Por: Misael Cadavid MD

El comportamiento humano sociológica y antropológicamente está siempre ligado al constructo ideológico que cada cual ha creado para procurarse una existencia coherente.

Un ejemplo infalible es la interpretación de la riqueza.

Es casi cómico por no decir circense ver acomodados intelectuales criticando con ferocidad la injusta distribución de la riqueza cuando ellos llevan existencias muy cómodas, sin carencias de ningún tipo, viven en estrato 6,sus hijos acuden a colegios  calendario Vacacionan discretamente en Europa y pasan los fines de semana en “una casita” de campo.

¿Dónde está la línea de la riqueza tolerable? Muy fácil. Todo el que esté por encima de mí es un inmundo capitalista neoliberal explotador del pueblo. Que haya millones que están mucho peor que yo, pues… no viene al caso… ¡De eso no estamos hablando!

Donde más hemos podido ver esa simpática delimitación que arman los egos es en la violencia.

Hay que ver a los pontífices de la moral disertando desde sus micrófonos y sus plumas: “La explosión de un pueblo que no tolera más injusticia” “los justos reclamos de una comunidad oprimida”, “las aspiraciones de una juventud sin futuro”, para justificar el incendio de estaciones de policía, buses de transporte público, el saqueo de comercios, la agresión con bombas y armas de todo calibre a la fuerza pública.

¿Tiene límites la violencia? Si. Cuando me tocan a mí. Cuando atacan mi casa, me agreden en mi carro, queman o bloquean mi sitio de trabajo. Eso sí es intolerable. La línea es muy fácil de trazar. Todo lo que les pase a los demás, vale. Los bloqueos son justa protesta hasta que mi familiar muere por no poder llegar al hospital.

Una sociedad civilizada descansa sobre un gran pilar: no hay nada que justifique la violencia.

El uso de fuerza es privilegio exclusivo de las fuerzas del orden, con normas y controles estrictos. Pierde toda legitimidad en sus reclamos quien ataca a la fuerza pública.

Que la inequidad no es sino otra forma de violencia. Falso. Un niño con hambre constituye una afrenta horrenda, pero no es violencia. Yo he visto morir en mis brazos niños con desnutrición y deshidratación. La indignación que eso causa es casi incontrolable.
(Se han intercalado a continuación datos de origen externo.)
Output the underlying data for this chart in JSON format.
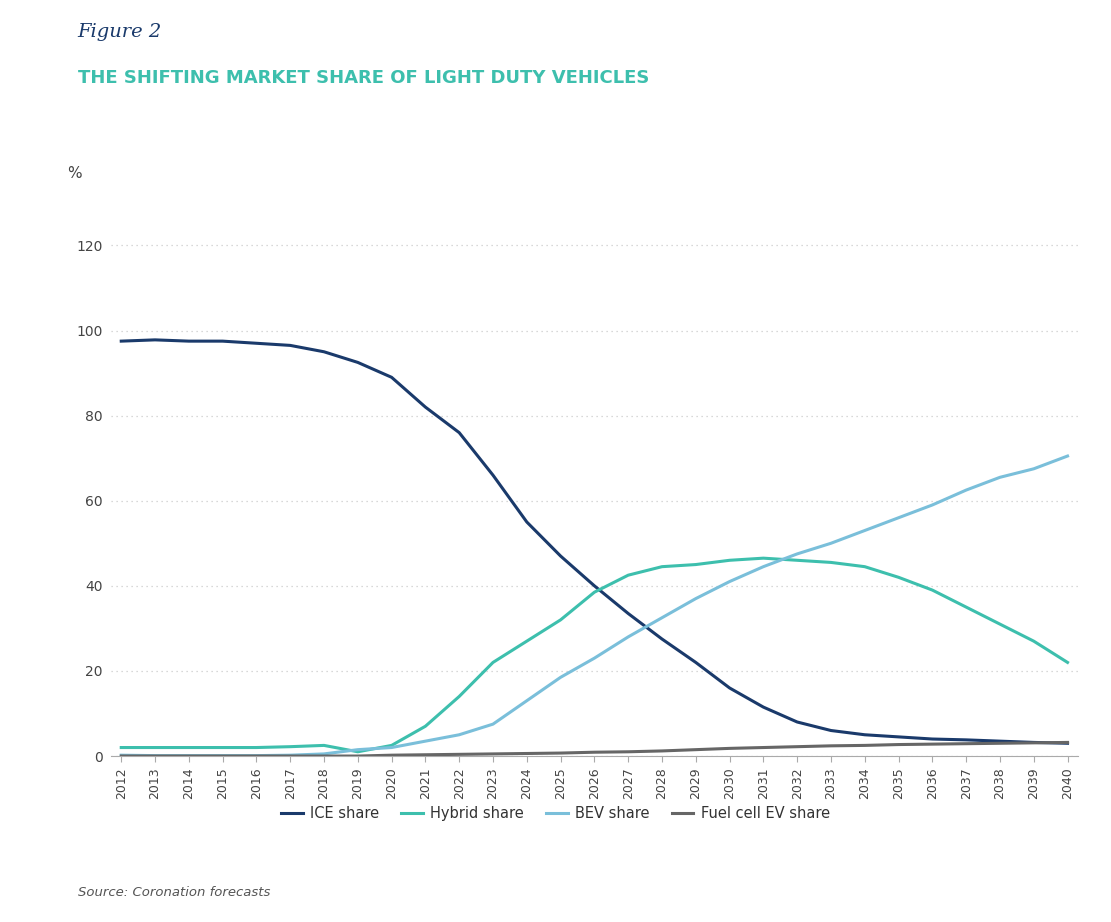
{
  "figure_label": "Figure 2",
  "title": "THE SHIFTING MARKET SHARE OF LIGHT DUTY VEHICLES",
  "source": "Source: Coronation forecasts",
  "ylabel": "%",
  "years": [
    2012,
    2013,
    2014,
    2015,
    2016,
    2017,
    2018,
    2019,
    2020,
    2021,
    2022,
    2023,
    2024,
    2025,
    2026,
    2027,
    2028,
    2029,
    2030,
    2031,
    2032,
    2033,
    2034,
    2035,
    2036,
    2037,
    2038,
    2039,
    2040
  ],
  "ice_share": [
    97.5,
    97.8,
    97.5,
    97.5,
    97.0,
    96.5,
    95.0,
    92.5,
    89.0,
    82.0,
    76.0,
    66.0,
    55.0,
    47.0,
    40.0,
    33.5,
    27.5,
    22.0,
    16.0,
    11.5,
    8.0,
    6.0,
    5.0,
    4.5,
    4.0,
    3.8,
    3.5,
    3.2,
    3.0
  ],
  "hybrid_share": [
    2.0,
    2.0,
    2.0,
    2.0,
    2.0,
    2.2,
    2.5,
    1.0,
    2.5,
    7.0,
    14.0,
    22.0,
    27.0,
    32.0,
    38.5,
    42.5,
    44.5,
    45.0,
    46.0,
    46.5,
    46.0,
    45.5,
    44.5,
    42.0,
    39.0,
    35.0,
    31.0,
    27.0,
    22.0
  ],
  "bev_share": [
    0.2,
    0.1,
    0.1,
    0.1,
    0.1,
    0.2,
    0.5,
    1.5,
    2.0,
    3.5,
    5.0,
    7.5,
    13.0,
    18.5,
    23.0,
    28.0,
    32.5,
    37.0,
    41.0,
    44.5,
    47.5,
    50.0,
    53.0,
    56.0,
    59.0,
    62.5,
    65.5,
    67.5,
    70.5
  ],
  "fuel_cell_share": [
    0.0,
    0.0,
    0.0,
    0.0,
    0.0,
    0.0,
    0.0,
    0.0,
    0.2,
    0.3,
    0.4,
    0.5,
    0.6,
    0.7,
    0.9,
    1.0,
    1.2,
    1.5,
    1.8,
    2.0,
    2.2,
    2.4,
    2.5,
    2.7,
    2.8,
    2.9,
    3.0,
    3.1,
    3.2
  ],
  "ice_color": "#1a3a6b",
  "hybrid_color": "#3dbfad",
  "bev_color": "#7abfda",
  "fuel_cell_color": "#666666",
  "grid_color": "#cccccc",
  "title_color": "#3dbfad",
  "figure_label_color": "#1a3a6b",
  "ylim": [
    0,
    130
  ],
  "yticks": [
    0,
    20,
    40,
    60,
    80,
    100,
    120
  ],
  "bg_color": "#ffffff",
  "line_width": 2.2
}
Me ha provocado incendiar el mundo.

Al controlar ese impulso primitivo, destructor, de la ira, se puede canalizar otras formas de construcción social basadas en el respeto y la dignidad.

Acudir a la violencia solo va a multiplicar los niños muertos por hambre… Pero ni el hambre es violencia, ni la violencia hace nada por el hambre.

De hecho la historia ha probado una y otra vez, en todos los países y culturas, que la forma más torpe de enfrentar la pobreza y la injusticia social, es con violencia.

Ese es el dilema que debemos plantearle a los jóvenes entusiasmados con la rebeldía.

¿Somos capaces de usar los recursos mentales superiores como la inteligencia, el raciocinio, la concertación y el consenso  para mejorar, en una democracia con defectos y en un ambiente de libertad económica? O preferimos cambiar el sistema a punta de bombazos y disparos para instaurar una dictadura, en la que no habrá oportunidades para la creatividad y la libre competencia y en el que todos seremos súbditos pobres de una camarilla privilegiada.

Al mundo lo tiene sin cuidado lo que resolvamos los colombianos. Ya veremos nosotros si decidimos matar y destruir lo poco que nos queda.

No más ambigüedad. Nada justifica la violencia.